30 Aralık 2014 Salı

Lavrov`un bölge ziyareti ve İran meselesi



Rusya Dışişleri Bakanı Sergey Lavrov 2-6 Nisan tarihlerinde Ermenistan, Azerbaycan, Kazakistan ve Kırgızistan`ı kapsayan ziyaret gerçekleştirmiştir. Ziyaretin resmi gerekçesi esasen bu ülkelerle kurulan diplomatik ilişkilerin 20. yıldönümü şeklinde ifade edilse de Lavrov`un ziyareti İran`a müdahale ihtimalinin güçlendiği bir dönemde gerçekleştirmesi dikkatlerden kaçmıyor.
Nitekim ziyaret edilen 4 ülkeden 3`nün (Ermenistan, Azerbaycan ve Kazakistan`ın) İran`la komşu olması zaten bu konuda ciddi bir fikir vermektedir.
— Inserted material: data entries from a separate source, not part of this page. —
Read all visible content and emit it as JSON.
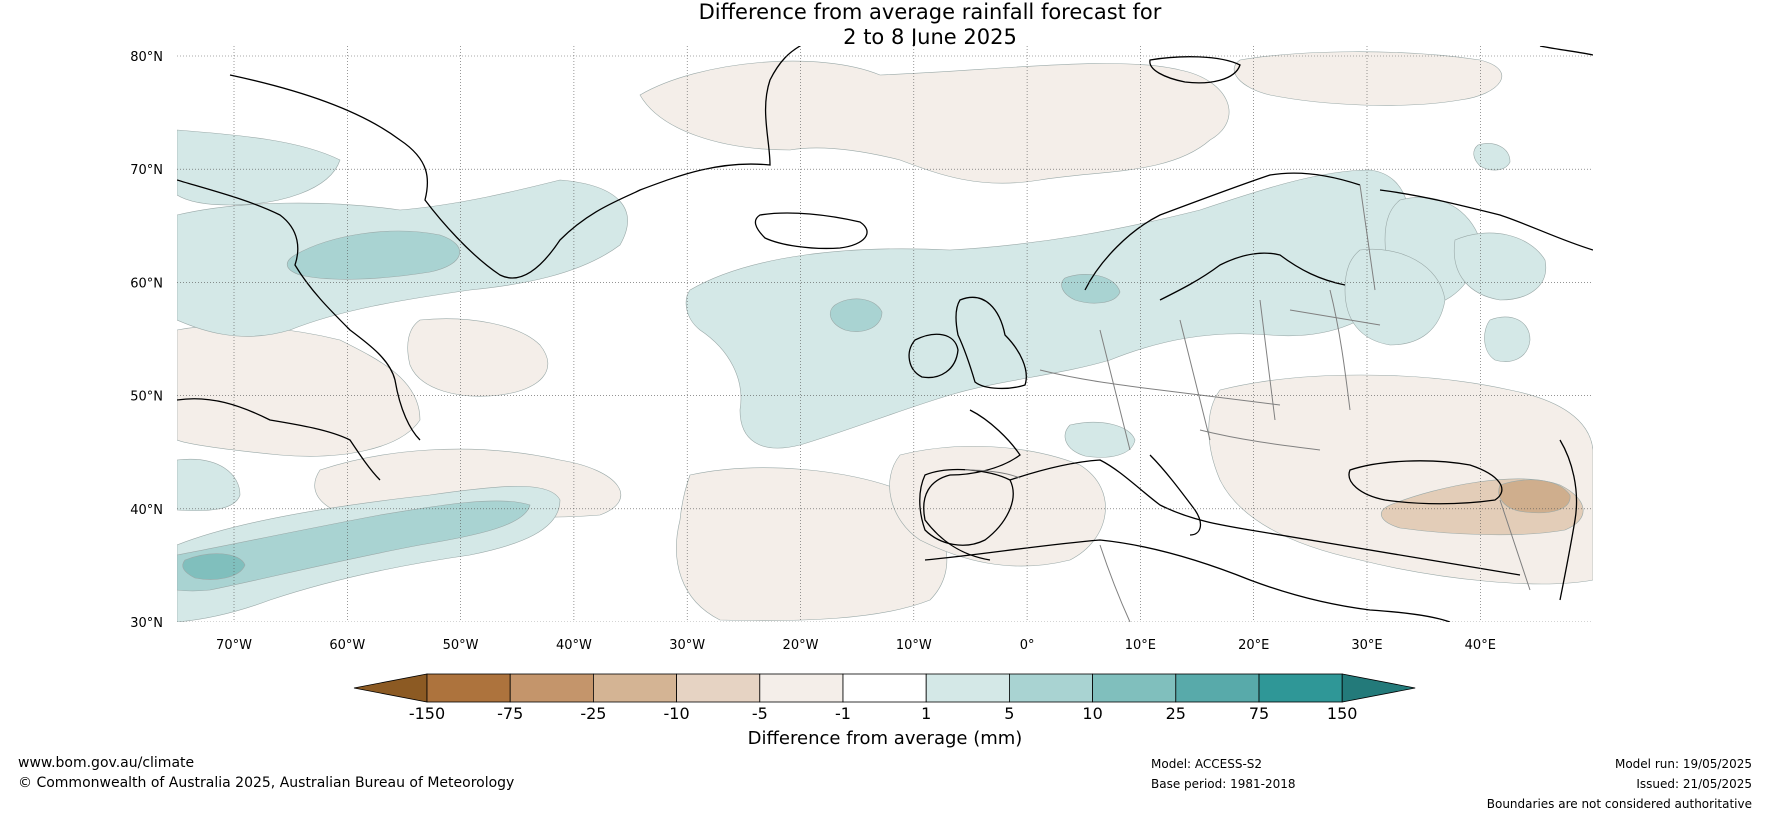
{
  "title": {
    "line1": "Difference from average rainfall forecast for",
    "line2": "2 to 8 June 2025"
  },
  "map": {
    "lat_ticks": [
      "80°N",
      "70°N",
      "60°N",
      "50°N",
      "40°N",
      "30°N"
    ],
    "lon_ticks": [
      "70°W",
      "60°W",
      "50°W",
      "40°W",
      "30°W",
      "20°W",
      "10°W",
      "0°",
      "10°E",
      "20°E",
      "30°E",
      "40°E"
    ],
    "colors": {
      "wet_light": "#d4e8e7",
      "wet_medium": "#a9d3d2",
      "wet_strong": "#80bfbd",
      "dry_light": "#f4eee9",
      "dry_medium": "#e3cdb8",
      "dry_strong": "#cfae8d",
      "coast": "#000000",
      "border": "#808080"
    }
  },
  "colorbar": {
    "ticks": [
      "-150",
      "-75",
      "-25",
      "-10",
      "-5",
      "-1",
      "1",
      "5",
      "10",
      "25",
      "75",
      "150"
    ],
    "colors": [
      "#8c5a23",
      "#ad733d",
      "#c4956b",
      "#d4b494",
      "#e6d3c3",
      "#f4eee9",
      "#ffffff",
      "#d4e8e7",
      "#a9d3d2",
      "#80bfbd",
      "#58aaaa",
      "#2f9797",
      "#237a7a"
    ],
    "label": "Difference from average (mm)"
  },
  "footer": {
    "website": "www.bom.gov.au/climate",
    "copyright": "© Commonwealth of Australia 2025, Australian Bureau of Meteorology",
    "model": "Model: ACCESS-S2",
    "base_period": "Base period: 1981-2018",
    "model_run": "Model run: 19/05/2025",
    "issued": "Issued: 21/05/2025",
    "disclaimer": "Boundaries are not considered authoritative"
  }
}
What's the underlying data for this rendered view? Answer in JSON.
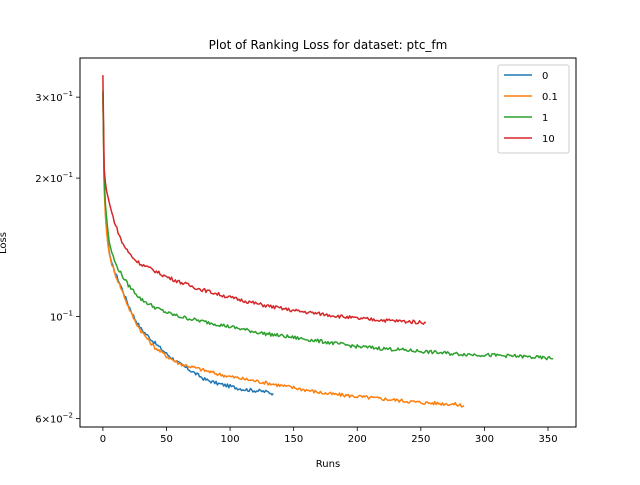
{
  "chart_data": {
    "type": "line",
    "title": "Plot of Ranking Loss for dataset: ptc_fm",
    "xlabel": "Runs",
    "ylabel": "Loss",
    "yscale": "log",
    "xlim": [
      -18,
      372
    ],
    "ylim": [
      0.0575,
      0.365
    ],
    "xticks": [
      0,
      50,
      100,
      150,
      200,
      250,
      300,
      350
    ],
    "xtick_labels": [
      "0",
      "50",
      "100",
      "150",
      "200",
      "250",
      "300",
      "350"
    ],
    "yticks": [
      0.3,
      0.2,
      0.1,
      0.06
    ],
    "ytick_labels": [
      {
        "base": "3×10",
        "exp": "−1"
      },
      {
        "base": "2×10",
        "exp": "−1"
      },
      {
        "base": "10",
        "exp": "−1"
      },
      {
        "base": "6×10",
        "exp": "−2"
      }
    ],
    "grid": false,
    "legend_position": "top-right",
    "series": [
      {
        "name": "0",
        "color": "#1f77b4",
        "x": [
          0,
          1,
          2,
          3,
          4,
          5,
          7,
          10,
          15,
          20,
          25,
          30,
          40,
          50,
          60,
          70,
          80,
          90,
          100,
          110,
          120,
          130,
          134
        ],
        "y": [
          0.305,
          0.2,
          0.17,
          0.155,
          0.145,
          0.138,
          0.13,
          0.124,
          0.115,
          0.106,
          0.099,
          0.094,
          0.088,
          0.083,
          0.079,
          0.076,
          0.073,
          0.0715,
          0.0705,
          0.0695,
          0.069,
          0.0685,
          0.068
        ]
      },
      {
        "name": "0.1",
        "color": "#ff7f0e",
        "x": [
          0,
          1,
          2,
          3,
          4,
          5,
          7,
          10,
          15,
          20,
          25,
          30,
          40,
          50,
          60,
          75,
          90,
          100,
          125,
          150,
          175,
          200,
          225,
          250,
          275,
          284
        ],
        "y": [
          0.3,
          0.19,
          0.165,
          0.152,
          0.143,
          0.137,
          0.13,
          0.123,
          0.114,
          0.105,
          0.098,
          0.093,
          0.086,
          0.082,
          0.079,
          0.077,
          0.075,
          0.074,
          0.072,
          0.07,
          0.068,
          0.067,
          0.066,
          0.065,
          0.0645,
          0.064
        ]
      },
      {
        "name": "1",
        "color": "#2ca02c",
        "x": [
          0,
          1,
          2,
          3,
          4,
          5,
          7,
          10,
          15,
          20,
          25,
          30,
          40,
          50,
          60,
          75,
          100,
          125,
          150,
          175,
          200,
          225,
          250,
          275,
          300,
          325,
          354
        ],
        "y": [
          0.31,
          0.2,
          0.175,
          0.163,
          0.153,
          0.145,
          0.138,
          0.13,
          0.123,
          0.117,
          0.113,
          0.109,
          0.105,
          0.102,
          0.1,
          0.098,
          0.095,
          0.092,
          0.09,
          0.088,
          0.086,
          0.085,
          0.084,
          0.083,
          0.0825,
          0.082,
          0.081
        ]
      },
      {
        "name": "10",
        "color": "#d62728",
        "x": [
          0,
          1,
          2,
          3,
          4,
          5,
          7,
          10,
          15,
          20,
          25,
          30,
          40,
          50,
          60,
          75,
          100,
          125,
          150,
          175,
          200,
          225,
          254
        ],
        "y": [
          0.335,
          0.21,
          0.195,
          0.187,
          0.182,
          0.177,
          0.168,
          0.158,
          0.145,
          0.138,
          0.133,
          0.13,
          0.126,
          0.122,
          0.119,
          0.115,
          0.11,
          0.106,
          0.103,
          0.101,
          0.099,
          0.098,
          0.097
        ]
      }
    ]
  }
}
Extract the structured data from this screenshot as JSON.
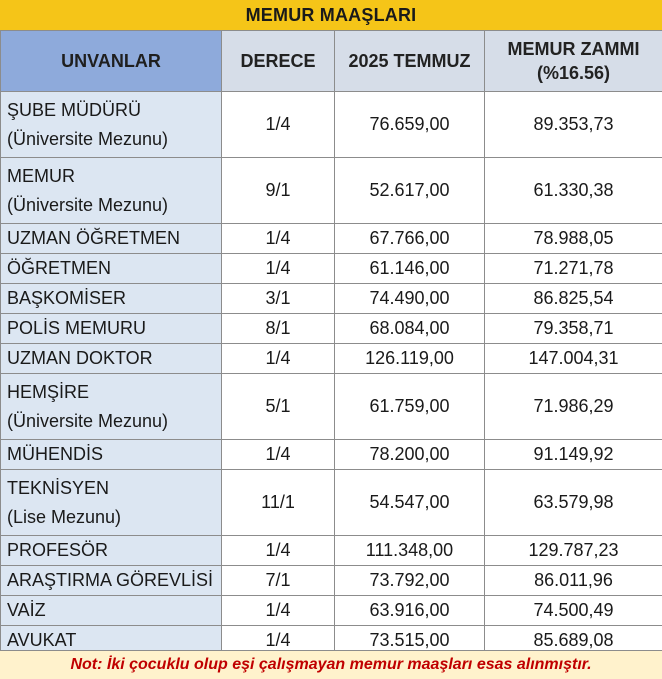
{
  "title": "MEMUR MAAŞLARI",
  "columns": {
    "title": "UNVANLAR",
    "grade": "DERECE",
    "july": "2025 TEMMUZ",
    "raise_line1": "MEMUR ZAMMI",
    "raise_line2": "(%16.56)"
  },
  "rows": [
    {
      "title": "ŞUBE MÜDÜRÜ",
      "sub": "(Üniversite Mezunu)",
      "grade": "1/4",
      "july": "76.659,00",
      "raise": "89.353,73"
    },
    {
      "title": "MEMUR",
      "sub": "(Üniversite Mezunu)",
      "grade": "9/1",
      "july": "52.617,00",
      "raise": "61.330,38"
    },
    {
      "title": "UZMAN ÖĞRETMEN",
      "grade": "1/4",
      "july": "67.766,00",
      "raise": "78.988,05"
    },
    {
      "title": "ÖĞRETMEN",
      "grade": "1/4",
      "july": "61.146,00",
      "raise": "71.271,78"
    },
    {
      "title": "BAŞKOMİSER",
      "grade": "3/1",
      "july": "74.490,00",
      "raise": "86.825,54"
    },
    {
      "title": "POLİS MEMURU",
      "grade": "8/1",
      "july": "68.084,00",
      "raise": "79.358,71"
    },
    {
      "title": "UZMAN DOKTOR",
      "grade": "1/4",
      "july": "126.119,00",
      "raise": "147.004,31"
    },
    {
      "title": "HEMŞİRE",
      "sub": "(Üniversite Mezunu)",
      "grade": "5/1",
      "july": "61.759,00",
      "raise": "71.986,29"
    },
    {
      "title": "MÜHENDİS",
      "grade": "1/4",
      "july": "78.200,00",
      "raise": "91.149,92"
    },
    {
      "title": "TEKNİSYEN",
      "sub": "(Lise Mezunu)",
      "grade": "11/1",
      "july": "54.547,00",
      "raise": "63.579,98"
    },
    {
      "title": "PROFESÖR",
      "grade": "1/4",
      "july": "111.348,00",
      "raise": "129.787,23"
    },
    {
      "title": "ARAŞTIRMA GÖREVLİSİ",
      "grade": "7/1",
      "july": "73.792,00",
      "raise": "86.011,96"
    },
    {
      "title": "VAİZ",
      "grade": "1/4",
      "july": "63.916,00",
      "raise": "74.500,49"
    },
    {
      "title": "AVUKAT",
      "grade": "1/4",
      "july": "73.515,00",
      "raise": "85.689,08"
    }
  ],
  "note": "Not: İki çocuklu olup eşi çalışmayan memur maaşları esas alınmıştır.",
  "colors": {
    "title_bar": "#f5c518",
    "title_header": "#8eaadb",
    "other_header": "#d6dde8",
    "title_cell": "#dce6f2",
    "note_bar": "#fff2cc",
    "note_text": "#c00000"
  }
}
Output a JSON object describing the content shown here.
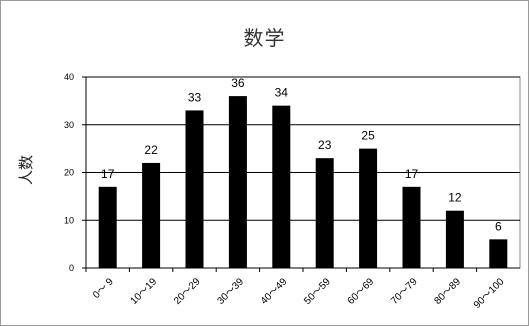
{
  "chart_data": {
    "type": "bar",
    "title": "数学",
    "xlabel": "",
    "ylabel": "人数",
    "ylim": [
      0,
      40
    ],
    "yticks": [
      "0",
      "10",
      "20",
      "30",
      "40"
    ],
    "grid": true,
    "categories": [
      "0～ 9",
      "10～19",
      "20～29",
      "30～39",
      "40～49",
      "50～59",
      "60～69",
      "70～79",
      "80～89",
      "90～100"
    ],
    "values": [
      17,
      22,
      33,
      36,
      34,
      23,
      25,
      17,
      12,
      6
    ],
    "data_labels": [
      "17",
      "22",
      "33",
      "36",
      "34",
      "23",
      "25",
      "17",
      "12",
      "6"
    ],
    "bar_color": "#000000",
    "grid_color": "#000000"
  }
}
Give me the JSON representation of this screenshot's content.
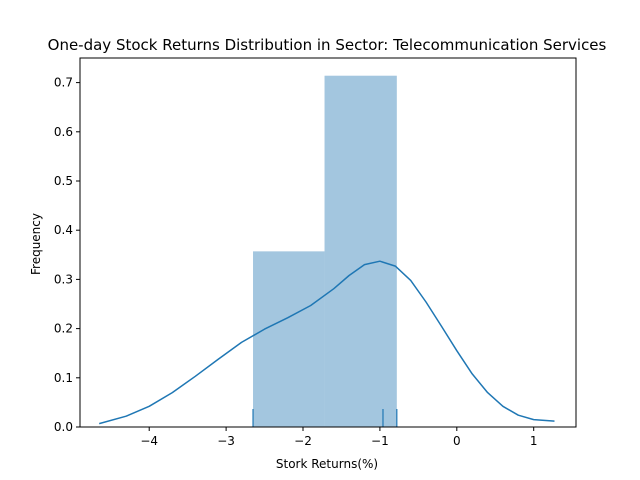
{
  "chart_data": {
    "type": "bar",
    "title": "One-day Stock Returns Distribution in Sector: Telecommunication Services",
    "xlabel": "Stork Returns(%)",
    "ylabel": "Frequency",
    "xlim": [
      -4.9,
      1.55
    ],
    "ylim": [
      0,
      0.75
    ],
    "xticks": [
      -4,
      -3,
      -2,
      -1,
      0,
      1
    ],
    "yticks": [
      0.0,
      0.1,
      0.2,
      0.3,
      0.4,
      0.5,
      0.6,
      0.7
    ],
    "grid": false,
    "histogram": {
      "bins": [
        {
          "x0": -2.65,
          "x1": -1.72,
          "value": 0.357
        },
        {
          "x0": -1.72,
          "x1": -0.78,
          "value": 0.714
        }
      ],
      "color": "#a3c6df"
    },
    "kde": {
      "color": "#1f77b4",
      "x": [
        -4.65,
        -4.3,
        -4.0,
        -3.7,
        -3.4,
        -3.1,
        -2.8,
        -2.5,
        -2.2,
        -1.9,
        -1.6,
        -1.4,
        -1.2,
        -1.0,
        -0.8,
        -0.6,
        -0.4,
        -0.2,
        0.0,
        0.2,
        0.4,
        0.6,
        0.8,
        1.0,
        1.27
      ],
      "y": [
        0.007,
        0.022,
        0.042,
        0.07,
        0.103,
        0.138,
        0.172,
        0.199,
        0.222,
        0.247,
        0.281,
        0.308,
        0.33,
        0.337,
        0.327,
        0.298,
        0.254,
        0.205,
        0.155,
        0.108,
        0.07,
        0.042,
        0.024,
        0.015,
        0.012
      ]
    },
    "rug": {
      "values": [
        -2.65,
        -0.96,
        -0.78
      ],
      "color": "#1f77b4"
    }
  }
}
Bu ülkelerin yetkilileri ile yapılan görüşmelerden sonra bölgesel konuların görüşüldüğü yönündeki resmi açıklamaları bir anlamda “İran`ı da konuştuk” şeklinde okumak yanlış olmayacaktır. Kaldı ki, bu ülkelerin İran`la ilişkilerinde son dönemde yaşananlar da kendini bölgede imtiyazlı gören Rusya`nın da ilgisini çekmektedir.
Bu ülkelerden Azerbaycan`ın İran`la ilişkilerinde son birkaç aydır içinde gerginliğin ağır bastığı bir yoğunluk hakim. Öncelikle, Tahran yönetiminin baskı altına almak istediğine bir yandan İran casus ağına karşı yaptığı operasyonlar, diğer yandan ise İran`a müdahaleye karşı olduğu ve bu süreçte yer almayacağı yönünde açıklamalarla cevap veren Bakü`ye ilgi göstermek Moskova`ya Azerbaycan`ın gözünde önemli bir artı puan kazandırma fırsatı olarak değerlendirilebilir. İkincisi, basına sızdırılan ve bizim de daha önce bazılarını ele aldığımız Rus askeri senaryolarına göre, Azerbaycan İran`a müdahalenin olası üslerinden biri veya İran`ın istikrarsızlaştıracağı ülke olarak telakki edilmektedir. Bu durum Rusya`nın tarihi yumuşak noktası sayılan güney sınırın güvenliği bakımından rahatsızlık doğurmaktadır.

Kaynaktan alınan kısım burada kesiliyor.